A reportagem tentou contato com a dotora, que não atendeu e nem retornou nenhuma das ligações. O proprietário da casa diz que mora há 20 anos ali e que não entende por que resolveram fazer denúncias a essa altura do campeonato. Não sei quem está incomodado. Mas quem está fazendo isso é porque tem algum interesse, quer alguma coisa, carca.

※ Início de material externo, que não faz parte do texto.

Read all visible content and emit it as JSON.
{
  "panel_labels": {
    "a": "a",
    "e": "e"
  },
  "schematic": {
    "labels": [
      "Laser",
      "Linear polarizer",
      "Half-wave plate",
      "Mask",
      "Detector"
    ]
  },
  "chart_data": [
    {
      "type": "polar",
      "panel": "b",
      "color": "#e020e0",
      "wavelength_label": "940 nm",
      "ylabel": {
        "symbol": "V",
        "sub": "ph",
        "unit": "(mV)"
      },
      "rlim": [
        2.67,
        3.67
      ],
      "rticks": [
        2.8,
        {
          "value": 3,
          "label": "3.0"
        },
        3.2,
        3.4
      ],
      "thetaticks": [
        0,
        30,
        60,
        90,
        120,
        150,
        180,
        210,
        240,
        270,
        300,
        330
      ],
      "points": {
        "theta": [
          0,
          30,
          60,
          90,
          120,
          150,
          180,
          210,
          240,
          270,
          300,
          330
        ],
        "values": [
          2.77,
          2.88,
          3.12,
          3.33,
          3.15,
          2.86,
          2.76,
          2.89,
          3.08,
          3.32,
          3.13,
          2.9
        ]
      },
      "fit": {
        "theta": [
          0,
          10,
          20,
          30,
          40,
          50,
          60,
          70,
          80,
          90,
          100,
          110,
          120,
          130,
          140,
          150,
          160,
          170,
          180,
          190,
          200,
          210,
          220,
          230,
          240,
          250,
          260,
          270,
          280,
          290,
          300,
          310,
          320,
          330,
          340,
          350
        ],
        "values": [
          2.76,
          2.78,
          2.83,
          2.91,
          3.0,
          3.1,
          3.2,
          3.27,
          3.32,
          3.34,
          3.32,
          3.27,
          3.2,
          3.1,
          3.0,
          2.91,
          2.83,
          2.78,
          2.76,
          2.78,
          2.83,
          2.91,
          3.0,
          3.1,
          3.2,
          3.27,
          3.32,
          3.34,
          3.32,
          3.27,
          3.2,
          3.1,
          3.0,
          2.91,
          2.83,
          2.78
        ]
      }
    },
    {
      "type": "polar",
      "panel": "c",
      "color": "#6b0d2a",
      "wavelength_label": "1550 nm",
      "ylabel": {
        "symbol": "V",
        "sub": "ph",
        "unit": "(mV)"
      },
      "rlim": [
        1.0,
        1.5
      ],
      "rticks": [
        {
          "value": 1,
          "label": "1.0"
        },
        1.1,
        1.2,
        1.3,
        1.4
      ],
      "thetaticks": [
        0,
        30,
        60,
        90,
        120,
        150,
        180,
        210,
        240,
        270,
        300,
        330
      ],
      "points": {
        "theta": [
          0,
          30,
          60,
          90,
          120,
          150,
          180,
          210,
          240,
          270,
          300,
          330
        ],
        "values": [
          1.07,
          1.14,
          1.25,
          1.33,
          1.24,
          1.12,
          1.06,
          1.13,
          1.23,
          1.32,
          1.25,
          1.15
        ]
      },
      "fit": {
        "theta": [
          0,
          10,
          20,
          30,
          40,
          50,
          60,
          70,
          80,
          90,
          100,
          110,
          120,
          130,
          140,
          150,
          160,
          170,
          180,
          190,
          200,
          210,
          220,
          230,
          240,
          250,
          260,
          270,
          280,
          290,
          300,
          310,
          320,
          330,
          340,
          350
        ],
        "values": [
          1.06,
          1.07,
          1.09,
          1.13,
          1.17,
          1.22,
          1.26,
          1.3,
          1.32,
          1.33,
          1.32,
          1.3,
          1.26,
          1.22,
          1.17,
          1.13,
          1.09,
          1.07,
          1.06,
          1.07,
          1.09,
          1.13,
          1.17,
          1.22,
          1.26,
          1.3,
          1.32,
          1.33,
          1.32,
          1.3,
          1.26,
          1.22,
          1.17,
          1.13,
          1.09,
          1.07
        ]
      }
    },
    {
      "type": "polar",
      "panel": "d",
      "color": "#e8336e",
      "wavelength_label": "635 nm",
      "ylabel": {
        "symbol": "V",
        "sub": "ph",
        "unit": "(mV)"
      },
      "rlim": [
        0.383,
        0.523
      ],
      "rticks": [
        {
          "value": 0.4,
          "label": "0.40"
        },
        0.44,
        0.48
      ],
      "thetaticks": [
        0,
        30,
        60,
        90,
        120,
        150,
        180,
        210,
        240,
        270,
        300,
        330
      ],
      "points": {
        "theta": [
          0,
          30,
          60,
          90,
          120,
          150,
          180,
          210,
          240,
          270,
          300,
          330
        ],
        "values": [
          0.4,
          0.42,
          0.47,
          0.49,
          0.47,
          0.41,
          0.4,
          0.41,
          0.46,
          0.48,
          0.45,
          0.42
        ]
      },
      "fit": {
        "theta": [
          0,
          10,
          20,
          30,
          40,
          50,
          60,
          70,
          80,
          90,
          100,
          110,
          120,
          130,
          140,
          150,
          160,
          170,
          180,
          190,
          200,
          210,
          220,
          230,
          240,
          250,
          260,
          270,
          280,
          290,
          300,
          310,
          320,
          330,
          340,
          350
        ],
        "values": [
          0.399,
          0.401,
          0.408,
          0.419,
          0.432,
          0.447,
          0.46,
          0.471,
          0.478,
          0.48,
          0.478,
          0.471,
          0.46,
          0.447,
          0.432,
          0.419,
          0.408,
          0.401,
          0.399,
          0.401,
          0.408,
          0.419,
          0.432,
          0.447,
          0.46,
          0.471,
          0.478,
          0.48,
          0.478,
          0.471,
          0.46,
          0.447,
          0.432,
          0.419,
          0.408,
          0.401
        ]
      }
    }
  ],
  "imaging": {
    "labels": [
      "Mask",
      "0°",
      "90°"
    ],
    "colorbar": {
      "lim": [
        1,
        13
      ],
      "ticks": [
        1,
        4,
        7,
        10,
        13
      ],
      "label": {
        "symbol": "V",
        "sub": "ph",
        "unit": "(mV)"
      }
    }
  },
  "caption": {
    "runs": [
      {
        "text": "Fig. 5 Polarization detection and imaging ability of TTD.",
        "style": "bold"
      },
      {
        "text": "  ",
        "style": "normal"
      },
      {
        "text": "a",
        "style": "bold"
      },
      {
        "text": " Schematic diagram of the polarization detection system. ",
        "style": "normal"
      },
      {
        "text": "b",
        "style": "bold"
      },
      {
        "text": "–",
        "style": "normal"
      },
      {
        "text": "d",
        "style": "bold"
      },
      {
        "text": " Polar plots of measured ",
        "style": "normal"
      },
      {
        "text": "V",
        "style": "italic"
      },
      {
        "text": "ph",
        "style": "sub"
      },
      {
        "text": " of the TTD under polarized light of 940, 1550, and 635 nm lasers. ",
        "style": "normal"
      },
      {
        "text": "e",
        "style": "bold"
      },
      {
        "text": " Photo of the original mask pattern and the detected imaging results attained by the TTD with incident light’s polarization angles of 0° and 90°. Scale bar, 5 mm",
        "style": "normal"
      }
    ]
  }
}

De acordo com Nena Amorim, secretária do Meio Ambiente da Maravilha do Atlântico, não existe autorização para a construção em área de restinga. É extremamente proibido, frisa. A abobrona afirma que quem descumprir essa determinação pode ter a obra embargada e uma gorda multa para pagar. O valor varia conforme a área degradada e o dano causado. A secretária ainda não estava sabendo do caso da rua Angelina e se comprometeu a mandar fiscais ontem à tarde para verificar a denúncia. Se for confirmada, o ministério Público será informado para abrir inquérito criminal por conta do crime cometido contra o meio ambiente.
O superintendente da fundação do Meio Ambiente (Fatma), Jairo Claudino Serapião, também não sabia do perrengue. Ele acredita, porém, que a área seja de mangue, não de restinga. Mas mesmo que seja o caso, de qualquer maneira o morador não vai escapar de punição. Isso porque, segundo ele, mangue é área de Preservação Permanente (APP), em que são proibidas construções. Salvo quando se tratar de obra de utilidade pública, desde que não tenha alternativa técnica, pondera. A multa para esse tipo de crime, segundo Jairo, varia entre 5 a 50 mil pilas.